文:黒田健一
諦めるな! どんなサビも撃退できる…さ
旧車再生は一難去ってまた一難。サビだらけの燃料タンクを救え
前回紹介した5年間も不動状態で保管していたCBX750Fの再生計画は、キャブレターのオーバーホールによって見事に始動した。こうなれば寒くなる前に車検を取ってツーリングに行っちゃおうかな~なんて考えていたのだが、そう甘くはなかった。
なんと燃料タンク内がサビだらけになっていたのだ。しかも軽いサビなんてもんじゃない! これを再使用するのは無理なんじゃね~? と素人目には見えたのだが、コアガレージのスーパードクターズによると、「これくらいのサビなら時間をかければ落ちるよ!」と嬉しい返事。タンクのサビとりは絶対に焦らず、じっくりと時間をかけないと必ず失敗するそうだ。
ところでサビとりと言えば「サンポール」って聞いたことない? 「酸が効く」のアレだよ。その昔、自分でGPz750Fのタンクの錆び取りをしたときにサンポールを使ったのだが、今回プロによるサンポールを使ってのサビ落としを見たら、自分のやり方はだいぶ大雑把だったことを思い知った。今のところ大丈夫そうだけどね。
今回はプロから学ぶ、サンポールを使ってのサビとり方法を伝授する。
残っていたガソリンは茶色に変色! タンク内はサビだらけ
この企画のためにCCDカメラを購入し、タンク内の状況を確認するとタンク内全体がサビまくっていた。残っていたガソリンは見事なまでのサビ色で、ガソリンには剥がれ落ちた鉄粉が混じっている状態。当然燃料コックは全バラ洗浄が必要とのこと。しかし、このサビが落ちるとは思えないのだが…。

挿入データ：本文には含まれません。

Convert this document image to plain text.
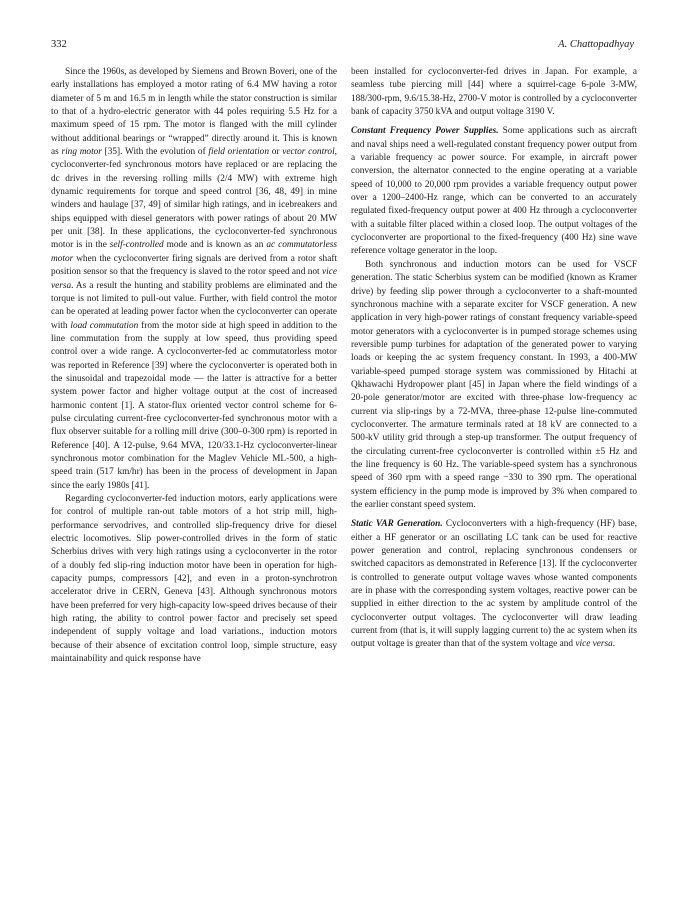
332	A. Chattopadhyay

Since the 1960s, as developed by Siemens and Brown Boveri, one of the early installations has employed a motor rating of 6.4 MW having a rotor diameter of 5 m and 16.5 m in length while the stator construction is similar to that of a hydro-electric generator with 44 poles requiring 5.5 Hz for a maximum speed of 15 rpm. The motor is flanged with the mill cylinder without additional bearings or “wrapped” directly around it. This is known as ring motor [35]. With the evolution of field orientation or vector control, cycloconverter-fed synchronous motors have replaced or are replacing the dc drives in the reversing rolling mills (2/4 MW) with extreme high dynamic requirements for torque and speed control [36, 48, 49] in mine winders and haulage [37, 49] of similar high ratings, and in icebreakers and ships equipped with diesel generators with power ratings of about 20 MW per unit [38]. In these applications, the cycloconverter-fed synchronous motor is in the self-controlled mode and is known as an ac commutatorless motor when the cycloconverter firing signals are derived from a rotor shaft position sensor so that the frequency is slaved to the rotor speed and not vice versa. As a result the hunting and stability problems are eliminated and the torque is not limited to pull-out value. Further, with field control the motor can be operated at leading power factor when the cycloconverter can operate with load commutation from the motor side at high speed in addition to the line commutation from the supply at low speed, thus providing speed control over a wide range. A cycloconverter-fed ac commutatorless motor was reported in Reference [39] where the cycloconverter is operated both in the sinusoidal and trapezoidal mode — the latter is attractive for a better system power factor and higher voltage output at the cost of increased harmonic content [1]. A stator-flux oriented vector control scheme for 6-pulse circulating current-free cycloconverter-fed synchronous motor with a flux observer suitable for a rolling mill drive (300–0-300 rpm) is reported in Reference [40]. A 12-pulse, 9.64 MVA, 120/33.1-Hz cycloconverter-linear synchronous motor combination for the Maglev Vehicle ML-500, a high-speed train (517 km/hr) has been in the process of development in Japan since the early 1980s [41].

Regarding cycloconverter-fed induction motors, early applications were for control of multiple ran-out table motors of a hot strip mill, high-performance servodrives, and controlled slip-frequency drive for diesel electric locomotives. Slip power-controlled drives in the form of static Scherbius drives with very high ratings using a cycloconverter in the rotor of a doubly fed slip-ring induction motor have been in operation for high-capacity pumps, compressors [42], and even in a proton-synchrotron accelerator drive in CERN, Geneva [43]. Although synchronous motors have been preferred for very high-capacity low-speed drives because of their high rating, the ability to control power factor and precisely set speed independent of supply voltage and load variations., induction motors because of their absence of excitation control loop, simple structure, easy maintainability and quick response have

been installed for cycloconverter-fed drives in Japan. For example, a seamless tube piercing mill [44] where a squirrel-cage 6-pole 3-MW, 188/300-rpm, 9.6/15.38-Hz, 2700-V motor is controlled by a cycloconverter bank of capacity 3750 kVA and output voltage 3190 V.

Constant Frequency Power Supplies. Some applications such as aircraft and naval ships need a well-regulated constant frequency power output from a variable frequency ac power source. For example, in aircraft power conversion, the alternator connected to the engine operating at a variable speed of 10,000 to 20,000 rpm provides a variable frequency output power over a 1200–2400-Hz range, which can be converted to an accurately regulated fixed-frequency output power at 400 Hz through a cycloconverter with a suitable filter placed within a closed loop. The output voltages of the cycloconverter are proportional to the fixed-frequency (400 Hz) sine wave reference voltage generator in the loop.

Both synchronous and induction motors can be used for VSCF generation. The static Scherbius system can be modified (known as Kramer drive) by feeding slip power through a cycloconverter to a shaft-mounted synchronous machine with a separate exciter for VSCF generation. A new application in very high-power ratings of constant frequency variable-speed motor generators with a cycloconverter is in pumped storage schemes using reversible pump turbines for adaptation of the generated power to varying loads or keeping the ac system frequency constant. In 1993, a 400-MW variable-speed pumped storage system was commissioned by Hitachi at Qkhawachi Hydropower plant [45] in Japan where the field windings of a 20-pole generator/motor are excited with three-phase low-frequency ac current via slip-rings by a 72-MVA, three-phase 12-pulse line-commuted cycloconverter. The armature terminals rated at 18 kV are connected to a 500-kV utility grid through a step-up transformer. The output frequency of the circulating current-free cycloconverter is controlled within ±5 Hz and the line frequency is 60 Hz. The variable-speed system has a synchronous speed of 360 rpm with a speed range −330 to 390 rpm. The operational system efficiency in the pump mode is improved by 3% when compared to the earlier constant speed system.

Static VAR Generation. Cycloconverters with a high-frequency (HF) base, either a HF generator or an oscillating LC tank can be used for reactive power generation and control, replacing synchronous condensers or switched capacitors as demonstrated in Reference [13]. If the cycloconverter is controlled to generate output voltage waves whose wanted components are in phase with the corresponding system voltages, reactive power can be supplied in either direction to the ac system by amplitude control of the cycloconverter output voltages. The cycloconverter will draw leading current from (that is, it will supply lagging current to) the ac system when its output voltage is greater than that of the system voltage and vice versa.
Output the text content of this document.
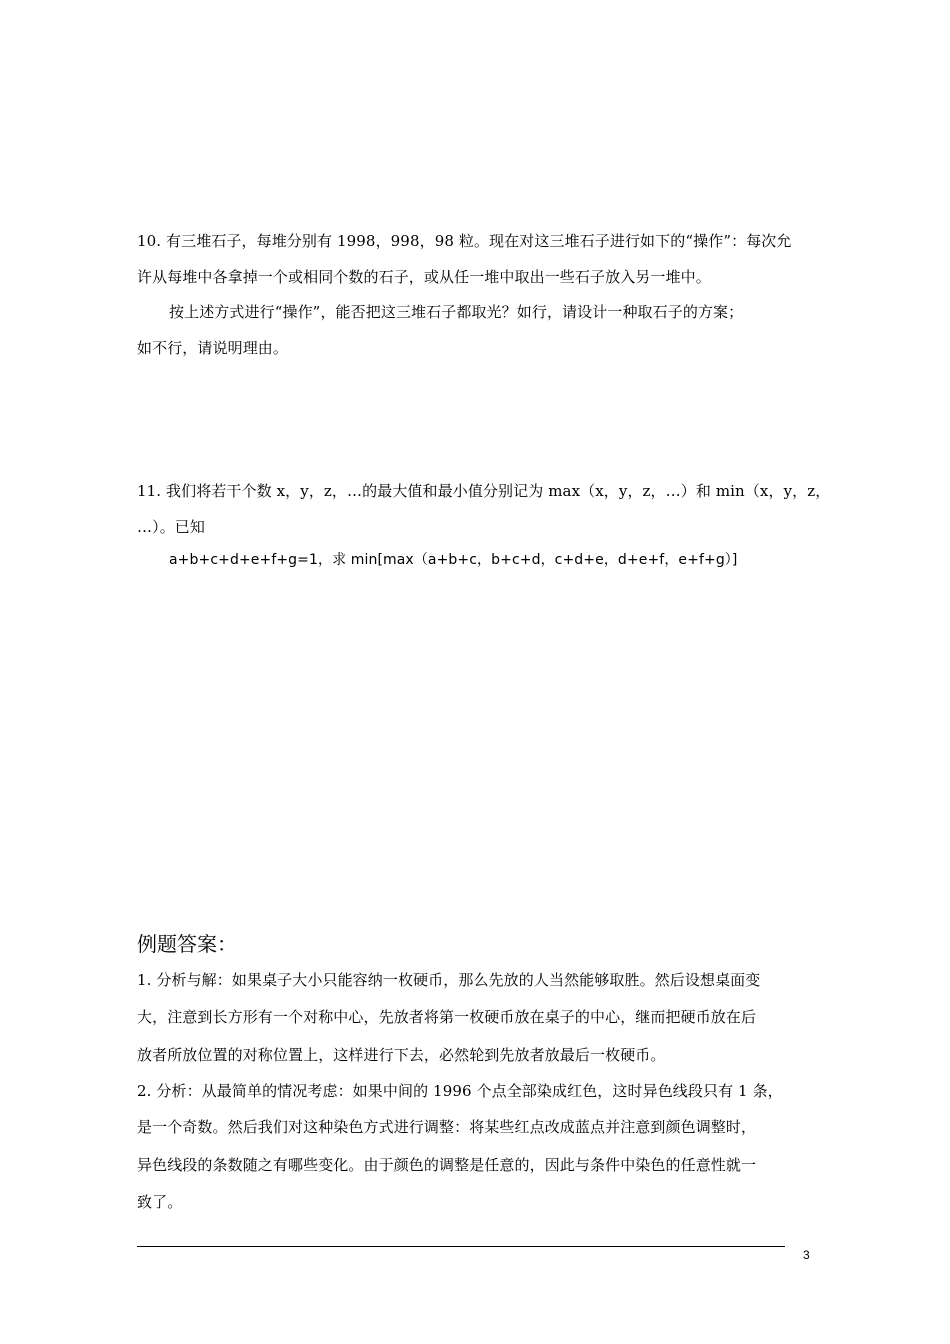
10. 有三堆石子，每堆分别有 1998，998，98 粒。现在对这三堆石子进行如下的“操作”：每次允

许从每堆中各拿掉一个或相同个数的石子，或从任一堆中取出一些石子放入另一堆中。

按上述方式进行“操作”，能否把这三堆石子都取光？如行，请设计一种取石子的方案；

如不行，请说明理由。

11. 我们将若干个数 x，y，z，…的最大值和最小值分别记为 max（x，y，z，…）和 min（x，y，z，

…）。已知

a+b+c+d+e+f+g=1，求 min[max（a+b+c，b+c+d，c+d+e，d+e+f，e+f+g）]

例题答案：

1. 分析与解：如果桌子大小只能容纳一枚硬币，那么先放的人当然能够取胜。然后设想桌面变

大，注意到长方形有一个对称中心，先放者将第一枚硬币放在桌子的中心，继而把硬币放在后

放者所放位置的对称位置上，这样进行下去，必然轮到先放者放最后一枚硬币。

2. 分析：从最简单的情况考虑：如果中间的 1996 个点全部染成红色，这时异色线段只有 1 条，

是一个奇数。然后我们对这种染色方式进行调整：将某些红点改成蓝点并注意到颜色调整时，

异色线段的条数随之有哪些变化。由于颜色的调整是任意的，因此与条件中染色的任意性就一

致了。

3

その1 まずは水で異物がなくなるまでタンク内を何度も洗浄!
使用したのはサンポールと水性アルカリクリーナーの2つ。どちらもホームセンターで購入できる。
まずは給油口、燃料コック、燃料センサーを外してジャブジャブと水洗い。
するとカフェラテみたいな液体(下写真)がドバドバ出てきた。それがなくなるまで何度もタンクを振りながら洗い続ける。空の燃料タンクでも重たいのに、水を入れて振るなんて、五十肩の俺にはできね〜。
その2 水性アルカリクリーナーで泡が立つまでさらに洗浄! 泡は油分がなくなった証拠
異物がなくなるまで水洗いしたら、次は水性アルカリクリーナーと水を混ぜて、ひたすらタンクを振りながら洗い続ける。
すると今度はカフェラテじゃなくてミルクティー(下写真)が出てきた。このミルクティーをよく見ると泡立っていないでしょ? これはタンク内に油分が残っている証拠なのだ。
繰り返し洗浄していると次第に白い泡が出てくる。これは油分が抜けたことのサイン。これでOK。
熱が洗浄効果をパワーアップ! 熱帯魚の水槽にあるアレを使うのだ!
さすがプロ! サビとりを促進させる裏技があったのだ。なんと熱帯魚の水槽の水を温めるサーモセンサー(下写真右)をタンクに入れてサンポールを温めると、さらに洗浄効果が増すそうだ。水性アルカリクリーナーで洗浄するときも、これを入れてつけ置き洗いにしてもOK。熱の洗浄効果は偉大なのだ。そして給油口の穴は風呂おけの栓を使い、燃料コックの穴はイスの足にかぶせる傷防止のキャップ(下写真左)が良いそうだ。
その3 酸が効く! サンポールに4日間漬け込んだらサビはほぼ撃退
サンポールと水を半々くらいで混ぜて、4日間漬けこむ。
するとタンク内はご覧のとおりピカピカ!
実は2日目に様子を見に行ったら、まだサビが残っている状態だったので、さらに2日延長した。とにかく焦らないのが綺麗に仕上げるコツ。そうそう、たまにタンクをひっくり返して上部のサビとりも忘れないでね!
新品タンクが手に入らないならFRPでワンオフ製作してもらおう!
旧車オーナーの悩みでもある純正部品の欠品問題。今回紹介したCBX750Fも当然新品タンクは手に入らない。程度の良い中古品もイイけれど、サビないFRPでタンクをワンオフ製作してくれるデーククラフトモーターサイクルにお願いするのもありだろう。ワンオフ製作基本価格は24万2000円、無塗装サフェーサー仕様のタンクは14万4100円と良心的な価格なのは嬉しいね。